Before you put the new drive in your housing, you might want to read the formatting page. I ran into a slight problem with partitioning the drive once it was inside the housing and there are a number of methods to format the new drive you plan to install, some of which require the drive being out of the housing to accomplish these tasks.

Reassembly is pretty straight forward - you just reverse the instructions from the disassembly page. However, there are a few things to take note of:

Note 1:

If your hot glue bee bees have come off, you might want to rectify that problem while most of the drive is apart. I did not hot glue the wires back to the top of the housing. If this method failed once, it will probably fail again.
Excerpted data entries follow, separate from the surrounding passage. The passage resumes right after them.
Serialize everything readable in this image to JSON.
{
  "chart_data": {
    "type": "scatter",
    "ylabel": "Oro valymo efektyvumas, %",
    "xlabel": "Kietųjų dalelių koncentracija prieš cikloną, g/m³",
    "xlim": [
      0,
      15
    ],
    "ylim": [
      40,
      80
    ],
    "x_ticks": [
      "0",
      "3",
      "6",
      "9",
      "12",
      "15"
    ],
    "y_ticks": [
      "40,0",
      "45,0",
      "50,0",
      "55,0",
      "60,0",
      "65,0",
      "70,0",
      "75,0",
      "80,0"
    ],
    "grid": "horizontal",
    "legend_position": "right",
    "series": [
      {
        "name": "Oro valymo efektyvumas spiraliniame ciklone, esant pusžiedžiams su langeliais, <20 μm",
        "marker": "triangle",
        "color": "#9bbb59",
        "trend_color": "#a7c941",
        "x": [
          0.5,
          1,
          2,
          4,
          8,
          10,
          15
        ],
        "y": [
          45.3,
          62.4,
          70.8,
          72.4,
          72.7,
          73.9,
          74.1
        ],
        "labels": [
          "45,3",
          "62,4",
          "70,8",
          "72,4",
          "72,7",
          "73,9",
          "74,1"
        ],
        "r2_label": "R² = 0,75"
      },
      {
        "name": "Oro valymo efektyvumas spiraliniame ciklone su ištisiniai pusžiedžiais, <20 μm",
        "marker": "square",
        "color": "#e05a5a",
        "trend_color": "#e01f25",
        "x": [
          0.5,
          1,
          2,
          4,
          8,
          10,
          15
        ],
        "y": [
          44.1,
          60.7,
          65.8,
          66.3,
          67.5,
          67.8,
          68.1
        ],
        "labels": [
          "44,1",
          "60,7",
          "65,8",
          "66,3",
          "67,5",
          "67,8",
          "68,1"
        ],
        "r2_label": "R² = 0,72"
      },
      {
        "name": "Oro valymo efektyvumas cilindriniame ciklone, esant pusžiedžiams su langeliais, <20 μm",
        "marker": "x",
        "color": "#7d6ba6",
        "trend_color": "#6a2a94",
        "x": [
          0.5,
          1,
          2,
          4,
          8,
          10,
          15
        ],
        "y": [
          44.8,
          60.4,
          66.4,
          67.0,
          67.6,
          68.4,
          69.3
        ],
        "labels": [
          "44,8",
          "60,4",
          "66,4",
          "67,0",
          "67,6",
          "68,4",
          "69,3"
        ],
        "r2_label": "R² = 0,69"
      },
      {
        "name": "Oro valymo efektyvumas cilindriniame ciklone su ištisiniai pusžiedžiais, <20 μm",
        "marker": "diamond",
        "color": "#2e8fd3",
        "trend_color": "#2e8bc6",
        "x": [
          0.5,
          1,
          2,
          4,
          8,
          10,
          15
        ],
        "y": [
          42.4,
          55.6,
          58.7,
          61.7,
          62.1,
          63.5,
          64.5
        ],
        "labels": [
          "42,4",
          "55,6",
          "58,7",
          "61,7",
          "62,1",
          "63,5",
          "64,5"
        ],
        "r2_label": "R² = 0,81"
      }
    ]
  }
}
My solution was to get some heat resistant foam - the kind they use to line the insides of hard drives where circuit boards usually come in contact with the metal. If it's good enough to not catch fire INSIDE a hard drive, it will probably do a good job of not bursting into flames on top of the drive. I used double sided sticky tape to secure the foam to the front top of the new hard drive in the Ikebana housing. The foam will press up against the top of the housing and prevent the lights from coming lose should I shake the drive wildly or dop it (like Kurt did).

Note 2:

Did you pay attention to where the red and black wires were run inside the housing? I didn't! Took me a few minutes to figure out how they were run, but I got it all back together.

Note 3:

If you tore the metallic tape when prying the metal box off the back, don't sweat it. I don't think this really served much of a purpose other than tomake the insides look tidy and maybe helped to direct heat from the drive out the bottom (where the vents are in the housing). Then again, this could be the very thing hold the fabric of our world together. No pressure.

Note 4:

If you mangled the rubber feet when you took them off and they won't stick back on now - no worries. Get some rubber cement and apply a thing layer to the rubber feet and to the plastic housing where the feet fit into. Let it dry a few minutes and then stick them together. Any overpaint can be rubbed off with your fingers once it's dry.

Note 5:

CRAMMING SPEED! At not time did I have to exert any kind of real force on any parts of the housing or the innards to get the unit apart or back together. If you're straining to put this thing back together, something isn't right and you're going to break it.